SOLIDWORKS Simulation 2023から「接触ペナルティー剛性スケール係数」という機能が新たに追加され、シミュレーションの計算時間を削減できるようになりました。
接触ペナルティー剛性スケール係数とは
接触ペナルティー剛性スケール係数を変更すると、接触ペナルティーの剛性を調整できます。係数を緩和することで、近似解をより迅速に得られるようになります。
ただし、接触精度と解析時間はトレードオフの関係にあることに注意が必要です。具体的なモデルを例にご紹介します。
問題
図1は、ハンドルとブラケットの2部品から構成されたアセンブリモデルです。
図1:アセンブリモデル
図1に次の条件を与えます。
荷重条件(図2内の赤矢印) | ブラケット上面円周に2[N] |
---|---|
拘束条件(図2内の緑矢印) | ブラケット左側面と手前面に面直方向に拘束。ハンドル円筒面を完全固定 |
接触条件 | ブラケット青表示面とハンドル紫表示面に接触を定義 |
図2:解析条件
図3:接触条件
接触ペナルティー剛性スケール係数の設定方法
係数は、スタディーのプロパティから設定します。デフォルトは「1.0」になっており、バーから係数を選択します。0.01に近づけるほど計算時間が短くなるように接触を計算します。
図4:接触ペナルティー剛性スケール係数設定画面
解析結果
表1および図5に接触ペナルティー剛性スケール係数を「1.0」と「0.01」の2パターンで計算した結果を示します。結果に関しては、図内3カ所より変位と応力を取得しています。

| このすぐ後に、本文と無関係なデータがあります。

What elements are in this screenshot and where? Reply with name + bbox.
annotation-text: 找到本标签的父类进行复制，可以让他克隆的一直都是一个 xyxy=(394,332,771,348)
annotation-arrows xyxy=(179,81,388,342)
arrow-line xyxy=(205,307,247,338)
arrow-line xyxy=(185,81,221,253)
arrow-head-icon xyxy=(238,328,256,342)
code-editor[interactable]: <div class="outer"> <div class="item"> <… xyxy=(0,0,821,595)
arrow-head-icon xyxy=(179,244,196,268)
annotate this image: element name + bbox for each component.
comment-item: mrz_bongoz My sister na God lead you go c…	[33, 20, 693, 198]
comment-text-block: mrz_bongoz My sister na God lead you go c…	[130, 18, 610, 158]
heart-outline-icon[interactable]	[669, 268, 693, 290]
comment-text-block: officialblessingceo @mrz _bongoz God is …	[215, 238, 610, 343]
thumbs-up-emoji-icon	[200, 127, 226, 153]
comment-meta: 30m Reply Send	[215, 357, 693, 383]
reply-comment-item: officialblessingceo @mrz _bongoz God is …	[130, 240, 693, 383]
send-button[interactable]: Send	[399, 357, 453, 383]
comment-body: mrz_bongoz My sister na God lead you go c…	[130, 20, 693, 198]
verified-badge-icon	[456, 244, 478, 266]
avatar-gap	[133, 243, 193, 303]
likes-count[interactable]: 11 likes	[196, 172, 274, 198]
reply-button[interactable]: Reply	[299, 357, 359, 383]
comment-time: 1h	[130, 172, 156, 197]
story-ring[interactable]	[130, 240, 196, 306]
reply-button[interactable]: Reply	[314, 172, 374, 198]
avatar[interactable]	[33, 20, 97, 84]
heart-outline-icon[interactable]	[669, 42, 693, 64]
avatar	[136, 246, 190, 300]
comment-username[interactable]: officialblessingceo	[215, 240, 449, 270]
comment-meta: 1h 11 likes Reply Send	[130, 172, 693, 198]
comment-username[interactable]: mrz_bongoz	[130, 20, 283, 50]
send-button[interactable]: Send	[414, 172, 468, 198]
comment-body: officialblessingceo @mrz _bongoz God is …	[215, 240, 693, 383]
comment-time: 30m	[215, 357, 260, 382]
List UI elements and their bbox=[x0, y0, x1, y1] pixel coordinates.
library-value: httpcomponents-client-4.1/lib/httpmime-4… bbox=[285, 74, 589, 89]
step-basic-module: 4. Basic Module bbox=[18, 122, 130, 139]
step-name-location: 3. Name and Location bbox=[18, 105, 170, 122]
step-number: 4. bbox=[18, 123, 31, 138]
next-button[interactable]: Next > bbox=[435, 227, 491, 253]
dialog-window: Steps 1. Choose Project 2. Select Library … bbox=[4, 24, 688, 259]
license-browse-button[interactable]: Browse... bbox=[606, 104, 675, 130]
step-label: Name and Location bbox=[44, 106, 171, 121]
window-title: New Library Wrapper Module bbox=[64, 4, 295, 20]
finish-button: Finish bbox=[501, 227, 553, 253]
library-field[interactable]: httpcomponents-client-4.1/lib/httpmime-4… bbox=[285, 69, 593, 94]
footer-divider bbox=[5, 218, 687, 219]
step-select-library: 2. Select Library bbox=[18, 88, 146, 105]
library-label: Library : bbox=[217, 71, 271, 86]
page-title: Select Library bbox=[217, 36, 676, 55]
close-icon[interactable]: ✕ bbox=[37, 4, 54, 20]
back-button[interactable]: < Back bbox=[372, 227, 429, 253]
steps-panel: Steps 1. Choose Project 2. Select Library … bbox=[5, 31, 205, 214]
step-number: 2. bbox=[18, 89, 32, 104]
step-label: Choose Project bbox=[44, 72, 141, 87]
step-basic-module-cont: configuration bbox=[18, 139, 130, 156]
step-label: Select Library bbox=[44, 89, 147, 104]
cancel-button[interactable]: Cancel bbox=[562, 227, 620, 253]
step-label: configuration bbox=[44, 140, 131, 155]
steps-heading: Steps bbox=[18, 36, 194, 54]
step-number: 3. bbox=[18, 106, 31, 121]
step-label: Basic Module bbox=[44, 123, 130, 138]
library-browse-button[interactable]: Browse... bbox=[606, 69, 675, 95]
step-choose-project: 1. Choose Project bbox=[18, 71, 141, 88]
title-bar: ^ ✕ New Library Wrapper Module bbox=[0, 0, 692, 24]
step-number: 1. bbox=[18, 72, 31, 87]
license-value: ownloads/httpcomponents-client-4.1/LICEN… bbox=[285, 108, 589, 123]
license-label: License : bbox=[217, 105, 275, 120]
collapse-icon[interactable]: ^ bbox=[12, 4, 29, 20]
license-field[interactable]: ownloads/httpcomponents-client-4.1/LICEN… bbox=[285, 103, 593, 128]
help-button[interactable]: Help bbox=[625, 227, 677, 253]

接触ペナルティー 剛性スケール係数 | 解析時間 | (1)ブラケット先端Y方向変位 (mm) | (2)接触箇所Y方向変位 (mm) | (3)ブラケット付け根応力 (MPa) |
---|---|---|---|---|
1.0 | 4分18秒 | 0.01 | -0.00042 | 23.41 |
0.01 | 3分1秒 | 0.0097 | -0.00084 | 23.55 |
図5:結果数値取得箇所
図6:接触ペナルティー剛性スケール係数1.0
図7:接触ペナルティー剛性スケール係数0.01
接触ペナルティー剛性スケール係数を0.01に設定すると、1.0に比べて計算時間を今回の例題では1分17秒(約30%)速く計算できました。接触を多く含む複雑なモデルにおいて、幾つかのパターンで繰り返し計算を行いたい場合、接触ペナルティー剛性スケール係数を0.01に近づけることで、計算時間を短くしながらモデルの傾向を把握できます。
まとめ
本記事では、SOLIDWORKS Simulation 2023から機能追加された「接触ペナルティー剛性スケール係数」についてご紹介しました。接触ペナルティー剛性スケール係数を変更することで、接触の精度と解析時間をトレードオフに扱えるようになります。モデルの傾向をつかむために接触の計算を速く完了したい方は、「接触ペナルティー剛性スケール係数」を試してみてください。